China boosts its hunt for uranium
With 27 reactors in operation, two dozen reactors under construction, and an equal number likely to be started in the next few years, China is on the hunt for uranium and not just as a customer. The China National Nuclear Corp (CNNC) is searching for acquisitions to control supplies and insure their stability over the next several decades.
At CNNC’s annual meeting, CEO Wang Ying is reported to have said opportunities include properties in Canada, Australia, and Kazakhstan. Ying said the company is looking for both producing sites and those with development potential. CNNC is also in talks with the government in Mongolia to access to its uranium resources.
With low uranium prices, the stocks of uranium firms, which are based on proven recoverable assets relative to the price on open markets, are a bargain. Wang noted that the world has a surplus of uranium since all of the Japan’s reactors have been shut down since 2011. UX reports that the spot price for uranium oxide (U3O8) is pegged at $35/pound.
This low price makes it uneconomical to open new mines where production prices could be as high as $45/lb. Typically, a high value mine will yield between four and eleven pounds of uranium per tone of ore. The OECD’s Nuclear Energy Agency estimates China will need 8,200 tU of uranium by 2020, twice that amount by 2025, and two-and-a-half times the 2020 figure by 2035.

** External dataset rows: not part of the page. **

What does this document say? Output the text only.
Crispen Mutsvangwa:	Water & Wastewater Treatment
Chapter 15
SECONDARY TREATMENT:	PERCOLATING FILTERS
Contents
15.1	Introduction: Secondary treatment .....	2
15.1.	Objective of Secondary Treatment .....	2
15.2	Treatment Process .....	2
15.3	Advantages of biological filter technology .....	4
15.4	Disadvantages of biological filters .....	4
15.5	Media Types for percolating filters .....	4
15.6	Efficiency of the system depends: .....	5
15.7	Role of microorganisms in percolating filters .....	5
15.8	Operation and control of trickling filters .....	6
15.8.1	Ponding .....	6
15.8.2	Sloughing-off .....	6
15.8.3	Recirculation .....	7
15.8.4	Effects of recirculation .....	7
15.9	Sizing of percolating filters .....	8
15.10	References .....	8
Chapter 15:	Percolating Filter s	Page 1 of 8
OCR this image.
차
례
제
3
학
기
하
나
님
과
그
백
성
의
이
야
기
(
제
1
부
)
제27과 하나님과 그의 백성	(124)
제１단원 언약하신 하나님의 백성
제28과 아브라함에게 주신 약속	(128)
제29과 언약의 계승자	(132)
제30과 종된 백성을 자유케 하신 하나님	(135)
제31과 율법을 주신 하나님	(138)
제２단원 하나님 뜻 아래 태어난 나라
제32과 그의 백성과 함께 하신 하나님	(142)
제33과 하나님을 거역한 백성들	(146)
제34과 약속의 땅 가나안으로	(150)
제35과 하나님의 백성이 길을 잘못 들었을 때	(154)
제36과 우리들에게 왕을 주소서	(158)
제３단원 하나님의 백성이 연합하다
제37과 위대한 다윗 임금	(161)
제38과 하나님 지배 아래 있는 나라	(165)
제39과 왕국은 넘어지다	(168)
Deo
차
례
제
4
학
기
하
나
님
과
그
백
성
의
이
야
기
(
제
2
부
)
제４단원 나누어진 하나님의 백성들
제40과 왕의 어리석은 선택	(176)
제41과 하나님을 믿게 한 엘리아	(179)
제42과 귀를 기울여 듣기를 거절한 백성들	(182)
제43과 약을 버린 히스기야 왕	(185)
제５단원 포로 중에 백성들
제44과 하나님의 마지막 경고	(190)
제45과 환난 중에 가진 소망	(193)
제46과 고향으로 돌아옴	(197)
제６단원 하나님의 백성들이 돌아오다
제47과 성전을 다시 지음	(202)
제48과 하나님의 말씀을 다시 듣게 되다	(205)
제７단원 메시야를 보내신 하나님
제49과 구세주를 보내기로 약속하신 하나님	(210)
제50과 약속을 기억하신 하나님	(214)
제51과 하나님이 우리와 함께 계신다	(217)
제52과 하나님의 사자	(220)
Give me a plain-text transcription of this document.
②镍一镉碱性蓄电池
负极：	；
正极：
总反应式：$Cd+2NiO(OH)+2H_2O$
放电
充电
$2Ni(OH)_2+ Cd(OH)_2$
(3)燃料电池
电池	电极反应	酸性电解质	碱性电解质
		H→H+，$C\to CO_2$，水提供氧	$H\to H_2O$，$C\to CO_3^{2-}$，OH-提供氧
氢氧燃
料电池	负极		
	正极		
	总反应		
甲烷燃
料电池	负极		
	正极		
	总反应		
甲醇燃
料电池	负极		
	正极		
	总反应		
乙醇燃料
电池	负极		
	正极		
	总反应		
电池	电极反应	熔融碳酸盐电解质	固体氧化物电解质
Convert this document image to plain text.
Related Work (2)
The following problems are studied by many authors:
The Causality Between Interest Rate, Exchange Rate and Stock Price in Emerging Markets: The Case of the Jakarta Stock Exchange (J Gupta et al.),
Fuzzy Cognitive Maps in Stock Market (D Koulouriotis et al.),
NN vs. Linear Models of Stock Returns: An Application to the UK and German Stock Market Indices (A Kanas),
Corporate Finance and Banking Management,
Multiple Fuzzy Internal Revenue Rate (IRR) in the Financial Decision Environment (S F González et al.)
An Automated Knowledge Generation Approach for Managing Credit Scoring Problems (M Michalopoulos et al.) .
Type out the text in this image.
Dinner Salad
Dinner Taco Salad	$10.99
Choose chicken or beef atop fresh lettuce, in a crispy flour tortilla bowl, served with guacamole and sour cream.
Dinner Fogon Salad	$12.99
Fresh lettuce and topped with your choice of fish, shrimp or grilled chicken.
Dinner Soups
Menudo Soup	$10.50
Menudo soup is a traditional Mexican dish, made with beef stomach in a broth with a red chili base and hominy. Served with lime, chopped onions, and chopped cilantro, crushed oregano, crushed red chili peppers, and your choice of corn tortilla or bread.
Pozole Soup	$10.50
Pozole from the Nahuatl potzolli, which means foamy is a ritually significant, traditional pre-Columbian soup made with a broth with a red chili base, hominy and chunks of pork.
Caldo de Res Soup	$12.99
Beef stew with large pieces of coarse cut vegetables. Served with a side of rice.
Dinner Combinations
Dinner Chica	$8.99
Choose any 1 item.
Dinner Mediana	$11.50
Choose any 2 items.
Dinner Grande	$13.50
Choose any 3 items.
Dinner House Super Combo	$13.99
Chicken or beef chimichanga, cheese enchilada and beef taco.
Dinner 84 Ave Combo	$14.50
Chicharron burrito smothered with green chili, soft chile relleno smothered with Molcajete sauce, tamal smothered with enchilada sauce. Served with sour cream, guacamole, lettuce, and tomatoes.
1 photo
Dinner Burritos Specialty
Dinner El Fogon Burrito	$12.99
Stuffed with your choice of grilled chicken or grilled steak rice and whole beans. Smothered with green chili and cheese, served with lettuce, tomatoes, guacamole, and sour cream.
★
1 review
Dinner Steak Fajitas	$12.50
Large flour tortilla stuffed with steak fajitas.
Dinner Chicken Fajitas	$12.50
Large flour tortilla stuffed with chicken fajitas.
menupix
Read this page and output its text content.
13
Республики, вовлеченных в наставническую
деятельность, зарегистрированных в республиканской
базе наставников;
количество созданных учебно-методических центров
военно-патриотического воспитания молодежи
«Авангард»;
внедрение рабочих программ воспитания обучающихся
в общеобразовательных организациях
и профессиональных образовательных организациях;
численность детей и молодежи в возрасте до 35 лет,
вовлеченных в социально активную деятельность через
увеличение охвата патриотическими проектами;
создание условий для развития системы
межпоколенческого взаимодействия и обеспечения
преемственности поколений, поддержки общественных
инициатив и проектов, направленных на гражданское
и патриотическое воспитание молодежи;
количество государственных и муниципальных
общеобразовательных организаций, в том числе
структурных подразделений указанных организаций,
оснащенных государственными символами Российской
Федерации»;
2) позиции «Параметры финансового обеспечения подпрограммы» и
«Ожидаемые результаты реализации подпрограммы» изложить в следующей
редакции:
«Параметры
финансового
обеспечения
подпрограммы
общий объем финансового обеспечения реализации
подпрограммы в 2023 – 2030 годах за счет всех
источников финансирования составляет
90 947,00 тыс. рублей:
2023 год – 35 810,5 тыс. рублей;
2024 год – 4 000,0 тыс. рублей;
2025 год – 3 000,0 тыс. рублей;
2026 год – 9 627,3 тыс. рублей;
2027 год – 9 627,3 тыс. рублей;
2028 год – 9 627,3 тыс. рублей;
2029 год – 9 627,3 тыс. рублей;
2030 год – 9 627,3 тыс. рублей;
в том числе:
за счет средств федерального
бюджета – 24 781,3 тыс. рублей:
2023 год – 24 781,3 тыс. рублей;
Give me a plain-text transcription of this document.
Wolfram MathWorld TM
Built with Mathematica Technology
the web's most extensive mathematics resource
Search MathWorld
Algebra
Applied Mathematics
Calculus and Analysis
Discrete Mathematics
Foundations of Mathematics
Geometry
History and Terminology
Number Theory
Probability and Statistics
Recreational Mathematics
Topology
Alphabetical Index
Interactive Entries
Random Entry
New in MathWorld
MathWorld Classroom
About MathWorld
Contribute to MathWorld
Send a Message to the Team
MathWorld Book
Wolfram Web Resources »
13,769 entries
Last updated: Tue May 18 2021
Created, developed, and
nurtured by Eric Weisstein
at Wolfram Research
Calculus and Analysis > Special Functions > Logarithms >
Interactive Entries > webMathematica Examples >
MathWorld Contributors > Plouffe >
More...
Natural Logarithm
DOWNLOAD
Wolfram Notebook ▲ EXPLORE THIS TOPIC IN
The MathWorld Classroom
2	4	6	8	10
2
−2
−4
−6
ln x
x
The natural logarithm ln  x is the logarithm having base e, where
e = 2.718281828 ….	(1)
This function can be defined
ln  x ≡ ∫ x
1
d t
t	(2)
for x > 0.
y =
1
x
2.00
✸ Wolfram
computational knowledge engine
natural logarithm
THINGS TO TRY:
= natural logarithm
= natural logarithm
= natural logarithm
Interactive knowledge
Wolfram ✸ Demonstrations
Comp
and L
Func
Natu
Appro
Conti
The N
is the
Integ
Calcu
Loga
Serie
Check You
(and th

China may find itself competing with Russia which has 30 reactors in various stages of planning in over a dozen countries according to a May 12 report on the web site The Street. The report quotes uranium expert David Talbot of Dundee Capital Markets who points out that Russian demand for uranium may become just as significant as China’s or India’s requirements.
Talbot points out that Rosatom offers customers a complete fuel cycle not only supplying the commercially enriched fuel, but also taking back the spent fuel and reprocessing it. He calls Rosatom “an aggressive one stop shop”
Vietnam continues slow development of plans for eight reactors
The director general of the Vietnam Atomic Agency, Hoang Ahn Tuan, tells English language media in that country that plans to develop eight nuclear reactors will only go forward when the country is ready. By this he refers to the creation of a nuclear regulatory agency and the staff to run it.
Specific work on the Ninh Thuan Plan 1, which is expected to be the first of four Russian built VVER type light water reactors, includes environmental assessments of a site and a complete understanding of the design and safety factors associated with building and operating the reactors.
The permanent workforce for each reactor will require nearly 1100 people including 900 with engineering training at the university level and another 200 technicians. Currently, about 300 engineers are in training at Russian institutes.
The Ninh Thuan site broke ground in 2014, but Mr. Tuian said construction has been pushed back two-to-three years so that work force development and creation of a government safety and regulatory infrastructure can be completed.
Rosatom is set to build the first four of Vietnam’s eight planned reactors. A consortium of Japanese firms is pursuing being the developers of the next four.
Vietnam’s current electrical generation comes mostly from coal. It wants to develop reliable power to continue development of its contract manufacturing exports and also to supply power to exploit its bauxite deposits to create a finished goods aluminum industry.